Para penggiat di masing-masing simpul telah tanggap atas manajemen risiko selama pandemi. Risiko ekonomi yang rentan jamak dikeluh-kesahkan. Namun, bukan berarti berpangku tangan, mereka justru lihai membaca peluang di tengah himpitan. Mas Salim Riyadi, penggiat Gambang Syafaat, contohnya. Simpulnya mengulak ke petani secara langsung. Agar distribusi pangan makin dekat dan murah. “Terutama mencari di lingkungan yang dekat. Dan mengutamakan tetangga atau kerabat yang dekat,” tuturnya.

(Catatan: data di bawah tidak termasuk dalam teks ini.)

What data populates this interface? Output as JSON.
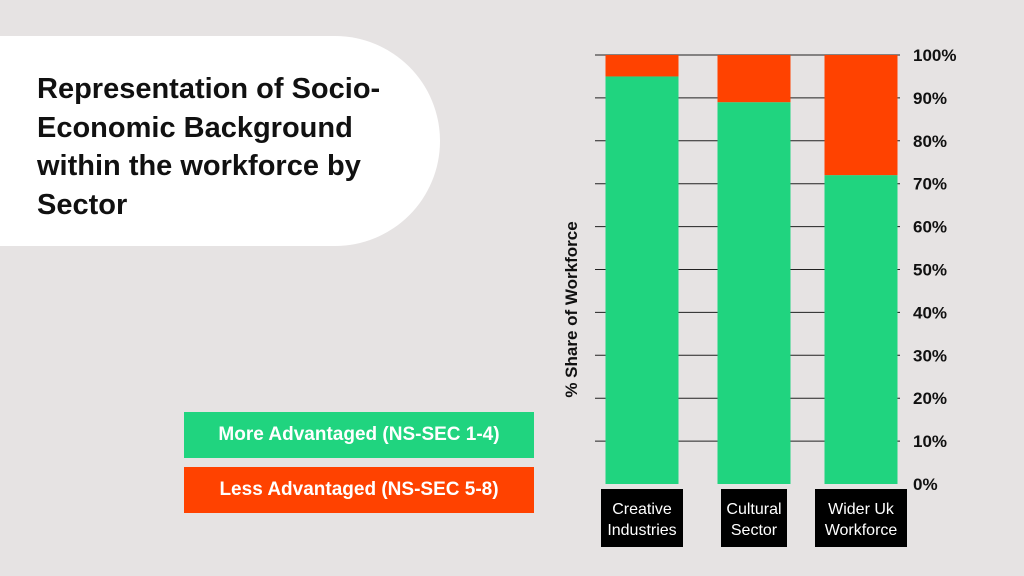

Di Madiun berbeda lagi. Dian Rivea yang juga seorang ASN mendata Pedagang Kaki Lima (PKL) yang rentan ekonomi. Wabah yang melanda membuat mereka nihil pemasukan. Ketambah dengan kemampuan mengoperasikan bisnis internet yang kurang. Maka ia mengajak PKL bersangkutan untuk dibantu penjualannya secara daring. “Mereka kami ajak kerja sama. Kami menjualkan lewat WA. Per kecamatan didata ada sekitar 40-an. Kita bikin katalog dan disebar ke grup WA, Instagram, dan media sosial lainnya. Bahkan rokok pun kita masukkan,” ujarnya.
Di tengah pandemi Covid-19., ruang digital memang menjadi koentji. Mas Iwan Pranoto, penggiat SEMAK Kudus, rajin menyimak perbandingan harga bahan pokok via layar ponselnya. “Kita bisa memanfaatkan data perbandingan telur. Harga telur kompetitif. Agar mengikuti perkembangan harga di setiap tempat, maka bisa mengecek harga pangan seluruh wilayah di Indonesia di harapanpangan.id,” ungkapnya.
Kendati medium internet itu penting, Yai Tohar berpesan agar tak melupakan produksi. Kalau melupakan poin ini, menurutnya, malah terjadi makelar-makelar di teknologi informasi. “Untuk distribusi barang ke ibukota, misalnya, harus jelas siapa rekan kita yang menyalurkan di sana. Agar tidak termakan mafia,” tandasnya. Produksi dan distribusi menjadi kunci. Agar momok kesenjangan seperti barang di satu tempat berlebih dah minus di tempat lain bisa diminimalisir.
Seirama dengan Yai Tohar, soal mafia ini, Mas Erik memberi alaram, khususnya soal beras. “Bulog memang sedang kacau karena stok beras tekuras untuk bantuan. Peluang-peluang untuk memasok beras di Jakarta memang besar. Hanya pesan saya, jangan main gede, kecil saja. Karena mafia di Jakarta brengsek juga,” pungkasnya.
Reboan on the Sky menjadi wahana bukan hanya sekadar berdiskusi, melainkan juga berbagi informasi sekaligus peluang. Masih banyak hal yang bisa dimaksimalkan fungsinya, memanfaatkan peluang yang ada. Karena saat ini, tak perlu lagi kita mempertanyakan dua hal: kapan pandemi Covid-19 akan berakhir dan kapan vaksin Covid-19 ditemukan. Itu dua pertanyaan yang jawabannya adalah wallahu a’lam bisshowab.